Pero va más allá del simple ámbito del entretenimiento. Hoy en día muchas ONG´s se nutrían de videos, audios y textos para hacer denuncias públicas. Wikileaks por ejemplo, denunció las malas prácticas del Gobierno de los Estados Unidos y su intervencionismo en los países a través de sus embajadores. Este contenido prácticamente podía ser reproducido por todas las cadenas de información en el mundo. No olvidemos tampoco los videos indignantes de los Marines torturando y pisoteando los derechos de los civiles en los países árabes. Toda esta información podrá en un futuro ser reclamada por derechos de autor y no ser mostrada al mundo, bajo pena de eliminar o bloquear al sitio que la esté difundiendo.

La ley SOPA es clara, en caso de que se violen sus apartados podrán inhabilitar al sitio, bloquearlo, cortarle la publicidad, congelar sus fondos o remover enlaces a conveniencia. Es en definitiva un ataque directo a la Libertad de Expresión.

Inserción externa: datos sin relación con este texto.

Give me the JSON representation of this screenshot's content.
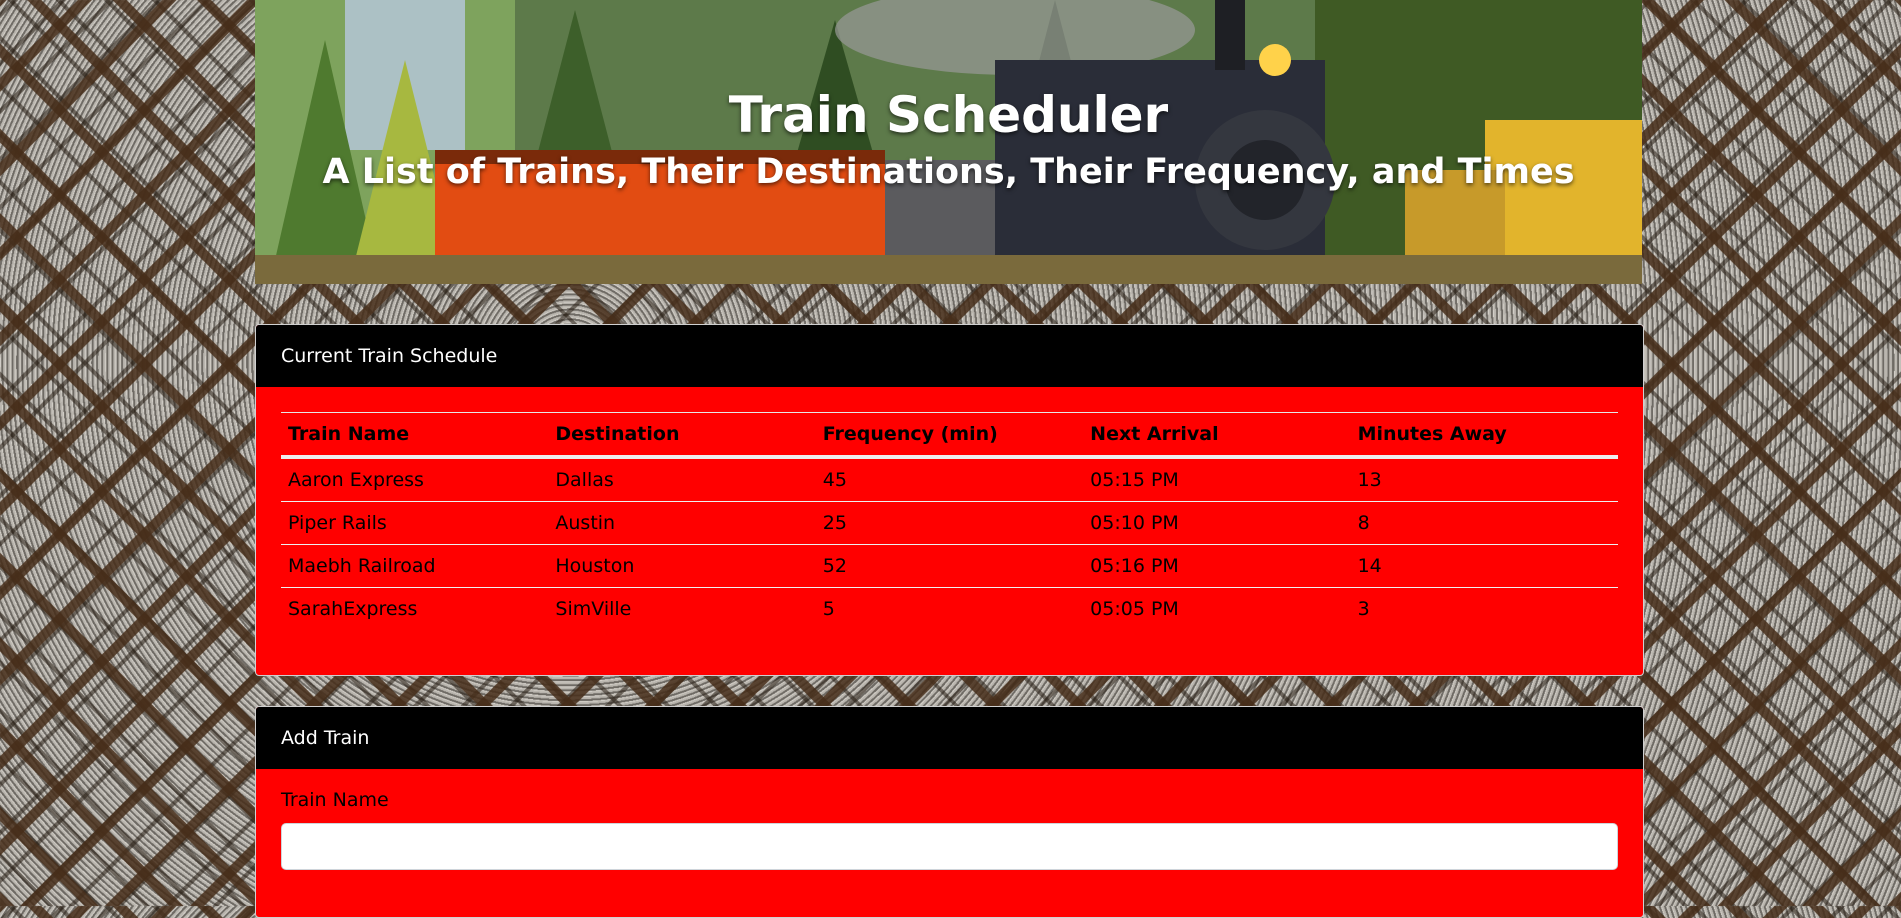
{
  "header": {
    "title": "Train Scheduler",
    "subtitle": "A List of Trains, Their Destinations, Their Frequency, and Times"
  },
  "schedule": {
    "heading": "Current Train Schedule",
    "columns": [
      "Train Name",
      "Destination",
      "Frequency (min)",
      "Next Arrival",
      "Minutes Away"
    ],
    "rows": [
      [
        "Aaron Express",
        "Dallas",
        "45",
        "05:15 PM",
        "13"
      ],
      [
        "Piper Rails",
        "Austin",
        "25",
        "05:10 PM",
        "8"
      ],
      [
        "Maebh Railroad",
        "Houston",
        "52",
        "05:16 PM",
        "14"
      ],
      [
        "SarahExpress",
        "SimVille",
        "5",
        "05:05 PM",
        "3"
      ]
    ]
  },
  "add_train": {
    "heading": "Add Train",
    "train_name_label": "Train Name",
    "train_name_value": ""
  },
  "colors": {
    "card_body": "#ff0000",
    "card_header": "#000000",
    "header_text": "#ffffff"
  }
}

El mundo del internet contaba con una característica que influía positivamente en el mundo real; nos hacía a todos iguales. Cualquier usuario podía acceder a todo el contenido que quisiera, verlo, reproducirlo y llevarlo a su realidad inmediata a través de dispositivos móviles; impresiones, CD´s, etc. La era de la información estaba llegando a todos los rincones, mejorando comunidades y señalando los vicios de los actores principales tradicionales en los países.

La gente no estaba pirateando contenido como se dice, estaba copiándolo. Pareciera que son términos similares pero la diferencia es grande; el primero implica robar, despojar, tomar lo ajeno y llevárselo en el barco como en los viejos tiempos, lo segundo implica hacer uno más para el que no lo tiene, implica compartir y enseñar, implica vivir en comunidad.

Tener un conocimiento colectivo no sólo implica tener un beneficio para todos, sino también compartir ganancias, y eso es lo que las grandes empresas no están dispuestas a hacer.